Temperature tolerance of different larval stages of the spider crab Hyas araneus exposed to elevated seawater PCO2

Exposure to elevated seawater PCO2 limits the thermal tolerance of crustaceans but the underlying mechanisms have not been comprehensively explored. Larval stages of crustaceans are even more sensitive to environmental hypercapnia and possess narrower thermal windows than adults. In a mechanistic approach, we analysed the impact of high seawater CO2 on parameters at different levels of biological organization, from the molecular to the whole animal level. At the whole animal level we measured oxygen consumption, heart rate and activity during acute warming in zoea and megalopa larvae of the spider crab Hyas araneus exposed to different levels of seawater PCO2. Furthermore, the expression of genes responsible for acid-base regulation and mitochondrial energy metabolism, and cellular responses to thermal stress (e.g. the heat shock response) was analysed before and after larvae were heat shocked byrapidly raising the seawater temperature from 10°C rearing temperature to 20°C. Zoea larvae showed a high heat tolerance, which decreased at elevated seawater PCO2, while the already low heat tolerance of megalopa larvae was not limited further by hypercapnic exposure. There was a combined effect of elevated seawater CO2 and heat shock in zoea larvae causing elevated transcript levels of heat shock proteins. In all three larval stages, hypercapnic exposure elicited an up-regulation of genes involved in oxidative phosphorylation, which was, however, not accompanied by increased energetic demands. The combined effect of seawater CO2 and heat shock on the gene expression of heat shock proteins reflects the downward shift in thermal limits seen on the whole animal level and indicates an associated capacity to elicit passive thermal tolerance. The up-regulation of genes involved in oxidative phosphorylation might compensate for enzyme activities being lowered through bicarbonate inhibition and maintain larval standard metabolic rates at high seawater CO2 levels. The present study underlines the necessity to align transcriptomic data with physiological responses when addressing mechanisms affected by an interaction of elevated seawater PCO2 and temperature extremes.

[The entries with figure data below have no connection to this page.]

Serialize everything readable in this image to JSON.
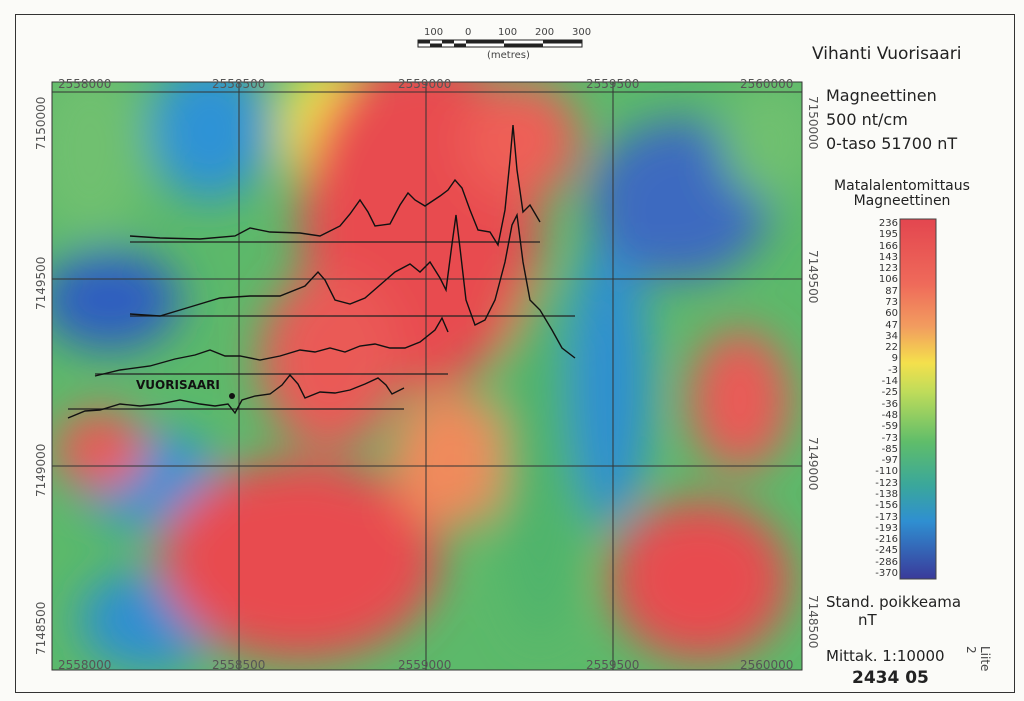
{
  "map": {
    "title": "Vihanti Vuorisaari",
    "place_label": "VUORISAARI",
    "x_ticks": [
      "2558000",
      "2558500",
      "2559000",
      "2559500",
      "2560000"
    ],
    "y_ticks": [
      "7150000",
      "7149500",
      "7149000",
      "7148500"
    ]
  },
  "scale_bar": {
    "labels": [
      "100",
      "0",
      "100",
      "200",
      "300"
    ],
    "unit": "(metres)"
  },
  "info": {
    "line1": "Magneettinen",
    "line2": "500 nt/cm",
    "line3": "0-taso 51700 nT"
  },
  "legend": {
    "title_line1": "Matalalentomittaus",
    "title_line2": "Magneettinen",
    "values": [
      "236",
      "195",
      "166",
      "143",
      "123",
      "106",
      "87",
      "73",
      "60",
      "47",
      "34",
      "22",
      "9",
      "-3",
      "-14",
      "-25",
      "-36",
      "-48",
      "-59",
      "-73",
      "-85",
      "-97",
      "-110",
      "-123",
      "-138",
      "-156",
      "-173",
      "-193",
      "-216",
      "-245",
      "-286",
      "-370"
    ]
  },
  "footer": {
    "std_line1": "Stand. poikkeama",
    "std_line2": "nT",
    "scale": "Mittak. 1:10000",
    "code": "2434 05",
    "side": "Liite 2"
  }
}
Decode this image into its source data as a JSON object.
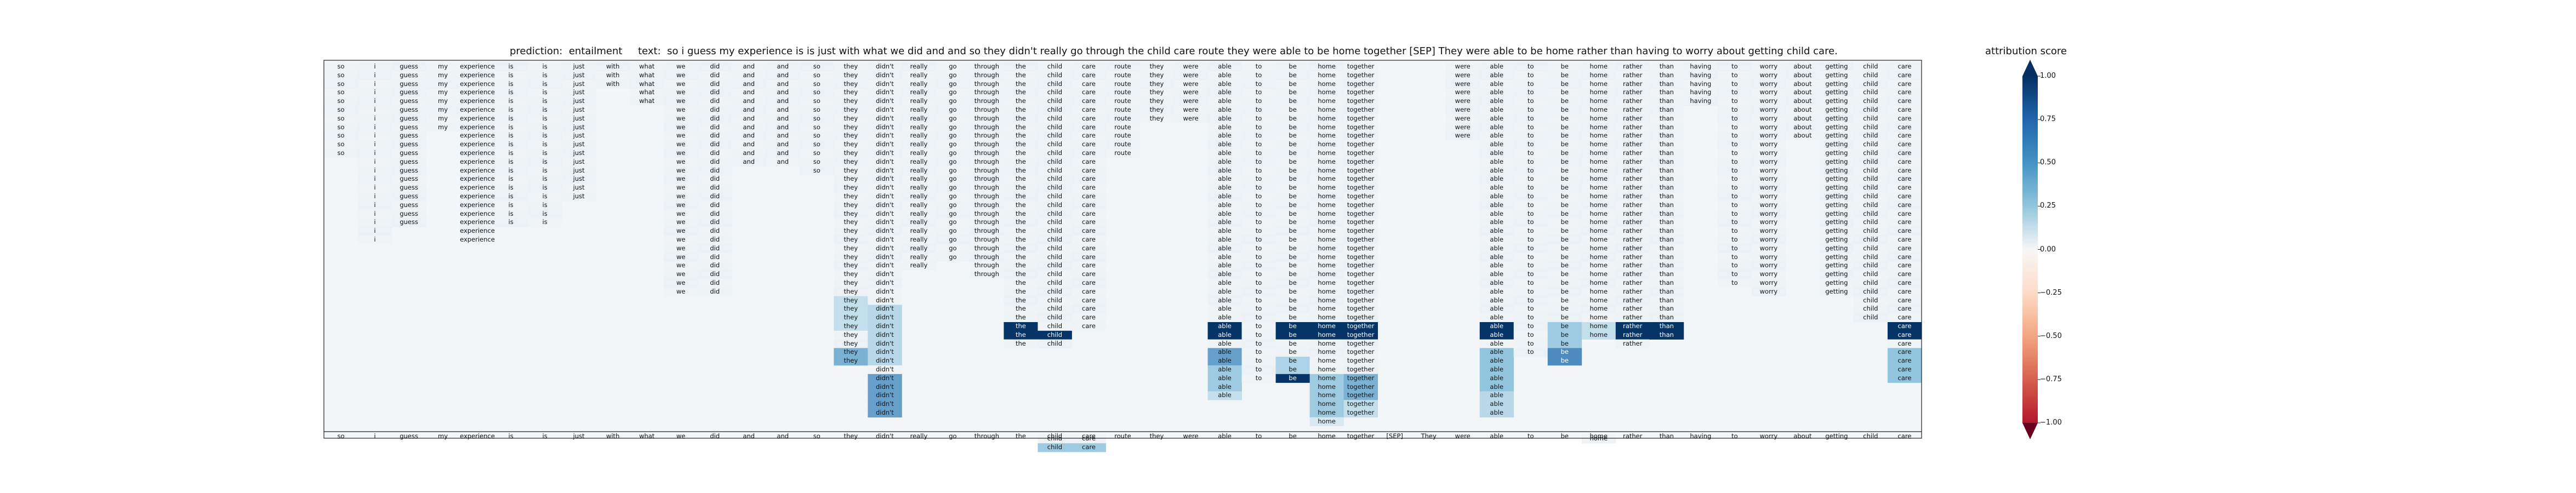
{
  "header": {
    "prediction_label": "prediction:",
    "prediction_value": "entailment",
    "text_label": "text:",
    "text_value": "so i guess my experience is is just with what we did and and so they didn't really go through the child care route they were able to be home together [SEP] They were able to be home rather than having to worry about getting child care."
  },
  "colorbar": {
    "title": "attribution score",
    "ticks": [
      "1.00",
      "0.75",
      "0.50",
      "0.25",
      "0.00",
      "−0.25",
      "−0.50",
      "−0.75",
      "−1.00"
    ],
    "tick_values": [
      1.0,
      0.75,
      0.5,
      0.25,
      0.0,
      -0.25,
      -0.5,
      -0.75,
      -1.0
    ],
    "colors": {
      "positive": "#08306b",
      "neutral": "#f7f7f7",
      "negative": "#67001f"
    }
  },
  "chart_data": {
    "type": "heatmap",
    "title": "",
    "xlabel": "",
    "ylabel": "",
    "value_range": [
      -1.0,
      1.0
    ],
    "tokens": [
      "so",
      "i",
      "guess",
      "my",
      "experience",
      "is",
      "is",
      "just",
      "with",
      "what",
      "we",
      "did",
      "and",
      "and",
      "so",
      "they",
      "didn't",
      "really",
      "go",
      "through",
      "the",
      "child",
      "care",
      "route",
      "they",
      "were",
      "able",
      "to",
      "be",
      "home",
      "together",
      "[SEP]",
      "They",
      "were",
      "able",
      "to",
      "be",
      "home",
      "rather",
      "than",
      "having",
      "to",
      "worry",
      "about",
      "getting",
      "child",
      "care"
    ],
    "column_spans": [
      [
        0,
        11
      ],
      [
        0,
        21
      ],
      [
        0,
        19
      ],
      [
        0,
        8
      ],
      [
        0,
        21
      ],
      [
        0,
        19
      ],
      [
        0,
        19
      ],
      [
        0,
        16
      ],
      [
        0,
        3
      ],
      [
        0,
        5
      ],
      [
        0,
        27
      ],
      [
        0,
        27
      ],
      [
        0,
        12
      ],
      [
        0,
        12
      ],
      [
        0,
        13
      ],
      [
        0,
        35
      ],
      [
        0,
        41
      ],
      [
        0,
        24
      ],
      [
        0,
        23
      ],
      [
        0,
        25
      ],
      [
        0,
        33
      ],
      [
        0,
        33
      ],
      [
        0,
        31
      ],
      [
        0,
        11
      ],
      [
        0,
        7
      ],
      [
        0,
        7
      ],
      [
        0,
        39
      ],
      [
        0,
        37
      ],
      [
        0,
        37
      ],
      [
        0,
        42
      ],
      [
        0,
        41
      ],
      [
        0,
        0
      ],
      [
        0,
        0
      ],
      [
        0,
        9
      ],
      [
        0,
        41
      ],
      [
        0,
        34
      ],
      [
        0,
        35
      ],
      [
        0,
        32
      ],
      [
        0,
        33
      ],
      [
        0,
        32
      ],
      [
        0,
        5
      ],
      [
        0,
        26
      ],
      [
        0,
        27
      ],
      [
        0,
        9
      ],
      [
        0,
        27
      ],
      [
        0,
        30
      ],
      [
        0,
        37
      ]
    ],
    "extra_labels": [
      {
        "token": "child",
        "column": 21,
        "row": 43,
        "value": 0.05
      },
      {
        "token": "care",
        "column": 22,
        "row": 43,
        "value": 0.05
      },
      {
        "token": "child",
        "column": 21,
        "row": 44,
        "value": 0.45
      },
      {
        "token": "care",
        "column": 22,
        "row": 44,
        "value": 0.45
      },
      {
        "token": "home",
        "column": 37,
        "row": 43,
        "value": 0.05
      }
    ],
    "highlights": [
      {
        "column": 15,
        "rows": [
          [
            27,
            30,
            0.3
          ],
          [
            33,
            33,
            0.55
          ],
          [
            34,
            34,
            0.55
          ],
          [
            35,
            35,
            0.4
          ]
        ]
      },
      {
        "column": 16,
        "rows": [
          [
            28,
            34,
            0.35
          ],
          [
            36,
            41,
            0.6
          ]
        ]
      },
      {
        "column": 20,
        "rows": [
          [
            30,
            30,
            0.98
          ],
          [
            31,
            31,
            0.98
          ]
        ]
      },
      {
        "column": 21,
        "rows": [
          [
            31,
            31,
            0.98
          ]
        ]
      },
      {
        "column": 22,
        "rows": [
          [
            31,
            31,
            0.98
          ]
        ]
      },
      {
        "column": 26,
        "rows": [
          [
            30,
            31,
            0.98
          ],
          [
            33,
            34,
            0.6
          ],
          [
            35,
            37,
            0.45
          ],
          [
            38,
            38,
            0.3
          ]
        ]
      },
      {
        "column": 28,
        "rows": [
          [
            30,
            31,
            0.98
          ],
          [
            34,
            35,
            0.4
          ],
          [
            36,
            37,
            0.98
          ]
        ]
      },
      {
        "column": 29,
        "rows": [
          [
            30,
            31,
            0.98
          ],
          [
            36,
            40,
            0.45
          ],
          [
            41,
            42,
            0.2
          ]
        ]
      },
      {
        "column": 30,
        "rows": [
          [
            30,
            31,
            0.98
          ],
          [
            36,
            38,
            0.55
          ],
          [
            39,
            41,
            0.3
          ]
        ]
      },
      {
        "column": 33,
        "rows": [
          [
            30,
            30,
            0.98
          ]
        ]
      },
      {
        "column": 34,
        "rows": [
          [
            30,
            31,
            0.98
          ],
          [
            33,
            37,
            0.5
          ],
          [
            38,
            41,
            0.35
          ]
        ]
      },
      {
        "column": 36,
        "rows": [
          [
            30,
            32,
            0.45
          ],
          [
            33,
            35,
            0.65
          ]
        ]
      },
      {
        "column": 37,
        "rows": [
          [
            30,
            32,
            0.3
          ]
        ]
      },
      {
        "column": 38,
        "rows": [
          [
            30,
            31,
            0.98
          ],
          [
            33,
            33,
            0.45
          ]
        ]
      },
      {
        "column": 39,
        "rows": [
          [
            30,
            31,
            0.98
          ],
          [
            32,
            32,
            0.35
          ]
        ]
      },
      {
        "column": 45,
        "rows": [
          [
            30,
            30,
            0.45
          ]
        ]
      },
      {
        "column": 46,
        "rows": [
          [
            30,
            31,
            0.98
          ],
          [
            33,
            36,
            0.5
          ],
          [
            37,
            37,
            0.3
          ]
        ]
      }
    ]
  }
}
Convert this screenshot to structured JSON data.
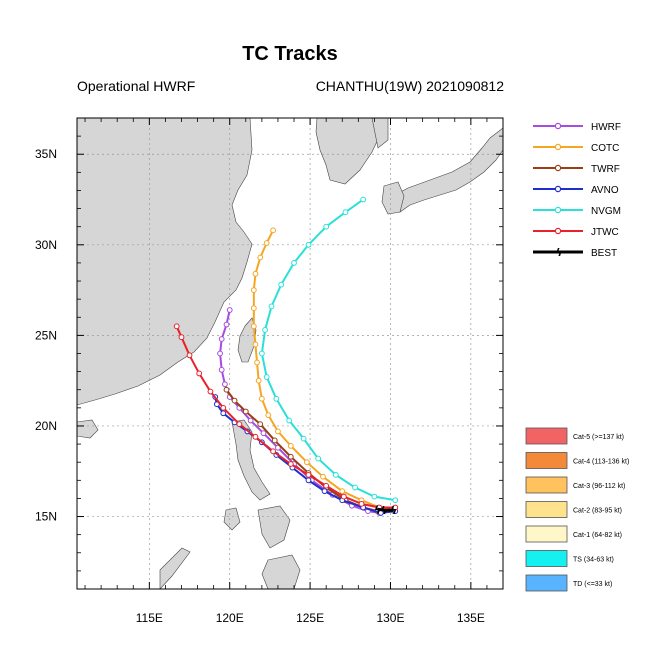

海水二氧化碳分压（seawater PCO₂）升高暴露会限制甲壳类动物的热耐受能力，但其潜在调控机制尚未得到全面阐明。甲壳类动物的幼体阶段对环境高碳酸血症（environmental hypercapnia）更为敏感，且相较于成体，其热安全窗（thermal windows）更为狭窄。本研究采用机制性研究方法，分析了高浓度海水CO₂对不同生物组织层级（从分子层面至整体动物层面）相关参数的影响。在整体动物层面，我们针对暴露于不同浓度海水PCO₂的蛛形蟹（Hyas araneus）的溞状幼体（zoea）与大眼幼体（megalopa），测定了其在急性升温过程中的耗氧量、心率及活动能力。此外，我们还分析了幼体在经快速升温（将养殖温度从10℃升至20℃）实施热激处理前后，参与酸碱调控、线粒体能量代谢的基因表达情况，以及细胞对热应激的响应（如热休克反应（heat shock response））。结果显示，溞状幼体展现出较高的热耐受能力，该能力会随海水PCO₂升高而下降；而大眼幼体本就较低的热耐受能力，并不会因高碳酸暴露而进一步受限。海水CO₂升高与热激处理在溞状幼体中存在联合效应，可使热休克蛋白（heat shock proteins）的转录水平上调。在所有三个幼体阶段中，高碳酸暴露均可诱导参与氧化磷酸化（oxidative phosphorylation）的基因表达上调，但这并未伴随能量需求的提升。海水CO₂与热激处理对热休克蛋白基因表达的联合效应，呼应了整体动物层面观测到的热耐受阈值下移现象，同时表明机体可通过该过程获得被动热耐受能力。参与氧化磷酸化的基因表达上调，或可弥补因碳酸氢盐抑制作用降低的酶活性，从而在高海水CO₂浓度下维持幼体的基础代谢速率。本研究强调，在探究海水PCO₂升高与极端高温交互作用所影响的调控机制时，需将转录组数据与生理响应相结合，这一要求具备重要的研究指导意义。